How to use the encoding with tiktoken ?

Question

How to use the encoding with tiktoken ?

rishabhgupta93 opened this issue 5 months ago · comments

Hey,

I am trying to get the encoding using tiktoken to initiate token counter:

import tiktoken
from llama_index.callbacks import CallbackManager, TokenCountingHandler
enc = tiktoken.get_encoding("WhereIsAI/UAE-Large-V1")
token_counter = TokenCountingHandler(tokenizer= enc.encode)

But i am getting following error:

_---------------------------------------------------------------------------
ValueError Traceback (most recent call last)
Cell In[20], line 3
1 import tiktoken
2 from llama_index.callbacks import CallbackManager, TokenCountingHandler
----> 3 enc = tiktoken.get_encoding("WhereIsAI/UAE-Large-V1")
4 token_counter = TokenCountingHandler(tokenizer= enc.encode)

File f:\pycharmprojects\llamaindex\venv\lib\site-packages\tiktoken\registry.py:68, in get_encoding(encoding_name)
65 assert ENCODING_CONSTRUCTORS is not None
67 if encoding_name not in ENCODING_CONSTRUCTORS:
---> 68 raise ValueError(
69 f"Unknown encoding {encoding_name}. Plugins found: {_available_plugin_modules()}"
70 )
72 constructor = ENCODING_CONSTRUCTORS[encoding_name]
73 enc = Encoding(**constructor())

ValueError: Unknown encoding WhereIsAI/UAE-Large-V1. Plugins found: ['tiktoken_ext.openai_public']_

Is there any way to use the encodings with tiktoken ?

Thanks

Sean · Answer 1 · Wed Jan 10 2024 10:02:19 GMT+0800 (China Standard Time)

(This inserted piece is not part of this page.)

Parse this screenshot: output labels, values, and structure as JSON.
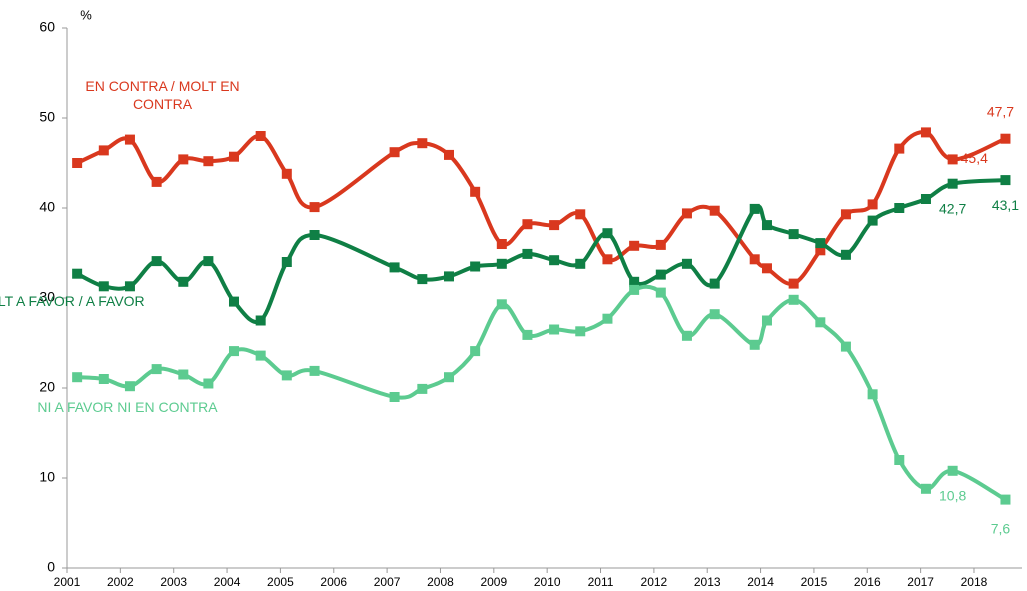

It seems tiktoken is used for GPT-like models, but UAE is a BERT-based model.

Could you use the tokenizers package in your application? You can use tokenizers to load UAE's tokenizer.

Sean · Answer 2 · Wed Jan 10 2024 10:04:44 GMT+0800 (China Standard Time)

By the way, do you want to get the tokenized IDs of sentences or obtain their sentence embedding?
If you want to get their sentence embeddings, follow the usage.

Rishabh Gupta · Answer 3 · Wed Jan 10 2024 13:30:25 GMT+0800 (China Standard Time)

Thanks for prompt response!

I am able to create embeddings.

I just want to count total tokens for which embedding is generated and also the number of tokens while running the query engine.

I am using llama-index for creating RAG.